Cuando el misionero salga y busque la manera de comunicar el Evangelio transculturalmente, primero tendrá que cambiar la forma como se viste y como se comporta.
Incluso tendrá que aprender un nuevo idioma. Una cosa que quizás no ha considerado es que tendrá que cambiar la manera en la que comunica las verdades de Dios.
“Como misioneros, deberíamos esforzarnos constantemente por crear interacciones donde haya buena comunicación. Para que esto suceda, el mensaje debe ser claro no solo para el que habla, sino también para el que escucha,” dijo Corey Garrett, misionero en África Occidental.

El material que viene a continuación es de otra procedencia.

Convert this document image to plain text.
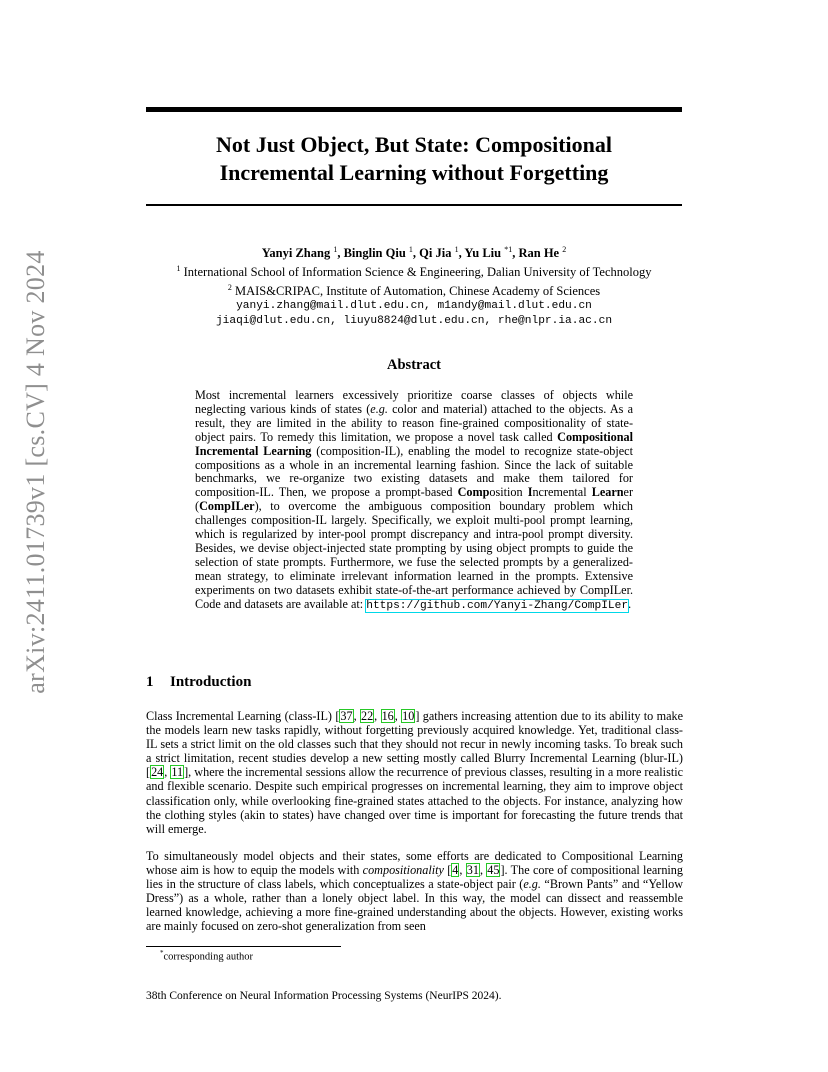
arXiv:2411.01739v1 [cs.CV] 4 Nov 2024
Not Just Object, But State: Compositional
Incremental Learning without Forgetting
Yanyi Zhang $^1$, Binglin Qiu $^1$, Qi Jia $^1$, Yu Liu $^{*1}$, Ran He $^2$
$^1$ International School of Information Science & Engineering, Dalian University of Technology
$^2$ MAIS&CRIPAC, Institute of Automation, Chinese Academy of Sciences
yanyi.zhang@mail.dlut.edu.cn, m1andy@mail.dlut.edu.cn
jiaqi@dlut.edu.cn, liuyu8824@dlut.edu.cn, rhe@nlpr.ia.ac.cn
Abstract
Most incremental learners excessively prioritize coarse classes of objects while neglecting various kinds of states (e.g. color and material) attached to the objects. As a result, they are limited in the ability to reason fine-grained compositionality of state-object pairs. To remedy this limitation, we propose a novel task called Compositional Incremental Learning (composition-IL), enabling the model to recognize state-object compositions as a whole in an incremental learning fashion. Since the lack of suitable benchmarks, we re-organize two existing datasets and make them tailored for composition-IL. Then, we propose a prompt-based Composition Incremental Learner (CompILer), to overcome the ambiguous composition boundary problem which challenges composition-IL largely. Specifically, we exploit multi-pool prompt learning, which is regularized by inter-pool prompt discrepancy and intra-pool prompt diversity. Besides, we devise object-injected state prompting by using object prompts to guide the selection of state prompts. Furthermore, we fuse the selected prompts by a generalized-mean strategy, to eliminate irrelevant information learned in the prompts. Extensive experiments on two datasets exhibit state-of-the-art performance achieved by CompILer. Code and datasets are available at: https://github.com/Yanyi-Zhang/CompILer.
1 Introduction

Class Incremental Learning (class-IL) [37, 22, 16, 10] gathers increasing attention due to its ability to make the models learn new tasks rapidly, without forgetting previously acquired knowledge. Yet, traditional class-IL sets a strict limit on the old classes such that they should not recur in newly incoming tasks. To break such a strict limitation, recent studies develop a new setting mostly called Blurry Incremental Learning (blur-IL) [24, 11], where the incremental sessions allow the recurrence of previous classes, resulting in a more realistic and flexible scenario. Despite such empirical progresses on incremental learning, they aim to improve object classification only, while overlooking fine-grained states attached to the objects. For instance, analyzing how the clothing styles (akin to states) have changed over time is important for forecasting the future trends that will emerge.

To simultaneously model objects and their states, some efforts are dedicated to Compositional Learning whose aim is how to equip the models with compositionality [4, 31, 45]. The core of compositional learning lies in the structure of class labels, which conceptualizes a state-object pair (e.g. “Brown Pants” and “Yellow Dress”) as a whole, rather than a lonely object label. In this way, the model can dissect and reassemble learned knowledge, achieving a more fine-grained understanding about the objects. However, existing works are mainly focused on zero-shot generalization from seen

*corresponding author
38th Conference on Neural Information Processing Systems (NeurIPS 2024).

La mayoría de la población del mundo son comunicadores orales. En respuesta a esta realidad, la narración bíblica (prédica oral) satisface una necesidad de comunicación directa con simplicidad y poder por medio de enfatizar que La Escritura sea entendible y reproducible.
La narración bíblica sistemática es mucho más intencional, usando conjuntos narrativos con metas específicas hacia el evangelismo, el discipulado, el liderazgo y el entrenamiento teológico.
Como complemento a la narración, deberías tratar de usar otras formas significativas como la música, el drama, la danza, movimientos de manos y cuerpo, parábolas, poemasy proverbios todo para apoyar a la narración.
La narración bíblica es una herramienta que evoluciona rápidamente, la cual puede ser aplicada a través de toda comunidad a su enfoque en el discipulado y su adaptabilidad dentro de cualquier esfuerzo misionero.
“En esta área hemos visto resultados sin precedentes en este resistente grupo de gente. Entre los 4.5 millones de habitantes Wolof, hay menos de 50 cristianos, y hemos visto un buen número de ellos venir a Cristo por medio de este método. Lo que ciertamente sí tenemos cuando terminamos con un ciclo de narración, es un grupo de personas que completamente entienden el Evangelio incluso si no lo aceptan por sí mismos”, dijo Corey.